Esses efeitos começam no sensível setor da energia, onde se restabeleceu a dúvida sobre o sistema de eletricidade dependente da energia nuclear. Há 55 reatores nucleares instalados em 17 localidades no território japonês, onde os riscos tinham sido reduzidos na medida da evolução dos equipamentos, permitindo imaginar que a energia atômica poderia tornar-se o principal instrumento de substituição do petróleo na geração da energia elétrica. Essa dúvida voltou a assustar o mundo e destrói a confiança exagerada que o setor nuclear tinha transmitido a uma parte da população e dos governos, pois não acontecia um acidente de vulto desde há 25 anos – como lembrou o professor José Goldemberg em recente entrevista.
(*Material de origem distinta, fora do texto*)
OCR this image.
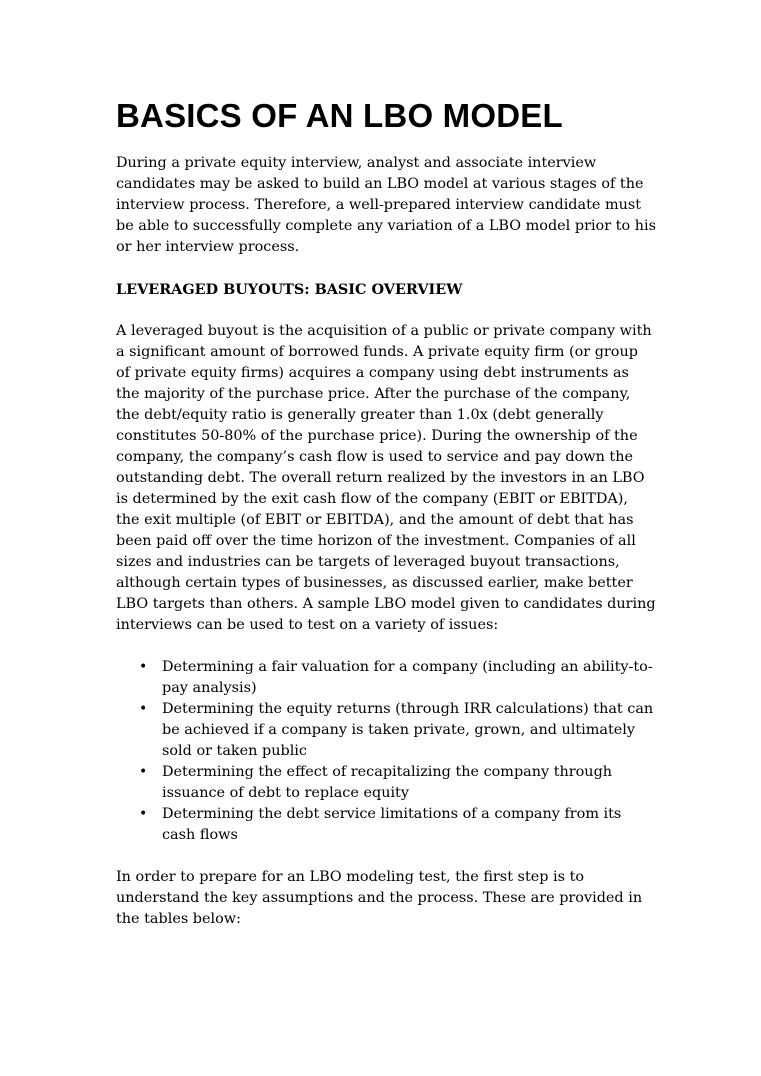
BASICS OF AN LBO MODEL

During a private equity interview, analyst and associate interview candidates may be asked to build an LBO model at various stages of the interview process. Therefore, a well-prepared interview candidate must be able to successfully complete any variation of a LBO model prior to his or her interview process.

LEVERAGED BUYOUTS: BASIC OVERVIEW

A leveraged buyout is the acquisition of a public or private company with a significant amount of borrowed funds. A private equity firm (or group of private equity firms) acquires a company using debt instruments as the majority of the purchase price. After the purchase of the company, the debt/equity ratio is generally greater than 1.0x (debt generally constitutes 50-80% of the purchase price). During the ownership of the company, the company’s cash flow is used to service and pay down the outstanding debt. The overall return realized by the investors in an LBO is determined by the exit cash flow of the company (EBIT or EBITDA), the exit multiple (of EBIT or EBITDA), and the amount of debt that has been paid off over the time horizon of the investment. Companies of all sizes and industries can be targets of leveraged buyout transactions, although certain types of businesses, as discussed earlier, make better LBO targets than others. A sample LBO model given to candidates during interviews can be used to test on a variety of issues:

• Determining a fair valuation for a company (including an ability-to-pay analysis)
• Determining the equity returns (through IRR calculations) that can be achieved if a company is taken private, grown, and ultimately sold or taken public
• Determining the effect of recapitalizing the company through issuance of debt to replace equity
• Determining the debt service limitations of a company from its cash flows

In order to prepare for an LBO modeling test, the first step is to understand the key assumptions and the process. These are provided in the tables below:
Houve realmente uma redução importante dos riscos, como se viu agora no Japão, mas os equipamentos estavam preparados para certos níveis previsíveis e não para a catástrofe que a chanceler Angela Merkel, da Alemanha, classificou como “apocalíptica”. Ela repercutiu imediatamente a preocupação dos alemães defendendo a ordem de fechamento das sete mais antigas usinas nucleares do país e o abandono dos projetos de novos reatores em favor dos investimentos em fontes de energia renovável.

Essas coisas vão ser revistas em todo o mundo, onde até recentemente havia em estudo projetos para a construção de 300 novos reatores nucleares. A China, sozinha, tem 27 ou 28 projetos que com certeza terão de ser revisados, bem como retirados de pauta os 75 projetos bem adiantados para ser realizados em mais de 20 países nos próximos 20 anos. A União Europeia vai debater esses problemas de segurança na próxima reunião de cúpula em Bruxelas e já anunciou a intenção de realizar testes em todas as usinas nucleares dos países da organização. Nos Estados Unidos, o presidente Barack Obama pediu aos responsáveis pelos investimentos nas pesquisas do setor energético que intensifiquem os esforços na busca de soluções alternativas que não exijam a ampliação das instalações nucleares.

Não devemos ter ilusões sobre as consequências dessas mudanças no comportamento da economia mundial. Os custos da energia vão subir na proporção das necessidades de se construírem mecanismos de defesa mais poderosos e eficientes, que permitam ampliar a utilização da energia do átomo. E aí o preço do petróleo vai ser empurrado ainda mais para cima. A Agência Internacional de Energia reúne informações em todos os continentes, o que lhe permite discutir probabilidades que, embora sem muita garantia, ofereçam  alguma visão do futuro em relação às fontes alternativas de energia. Pelos cálculos da AIE, em 2050, o petróleo continuará sendo o principal fornecedor de energia do mundo. Toda a sua substituição por fontes alternativas, pela bioenergia e outras, não chegará a representar 17% do total.

Uma coisa é certa: a substituição do petróleo na área dos transportes e da geração de energia, que parecia estar caminhando tranquilamente para as alternativas do biocombustível e nuclear, vai demandar investimentos de muito maior intensidade e pesquisas profundas e caras. No caso da energia atômica, no desenvolvimento de novos processos que aumentem as condições de segurança, notadamente.

A destruição de vidas e instalações no Japão foi produzida pelo tsunami, mais do que pelo terremoto. Isso mostra que há riscos que são passíveis de estimar e outros, não. Como, por exemplo, estabelecer as distâncias de áreas críticas (previsíveis) para a construção de reatores? Pode-se colocar a 500 quilômetros do litoral, mas isso vai reduzir somente um nível de risco e, com toda certeza, vai ocasionar um enorme aumento de custos em todos os projetos.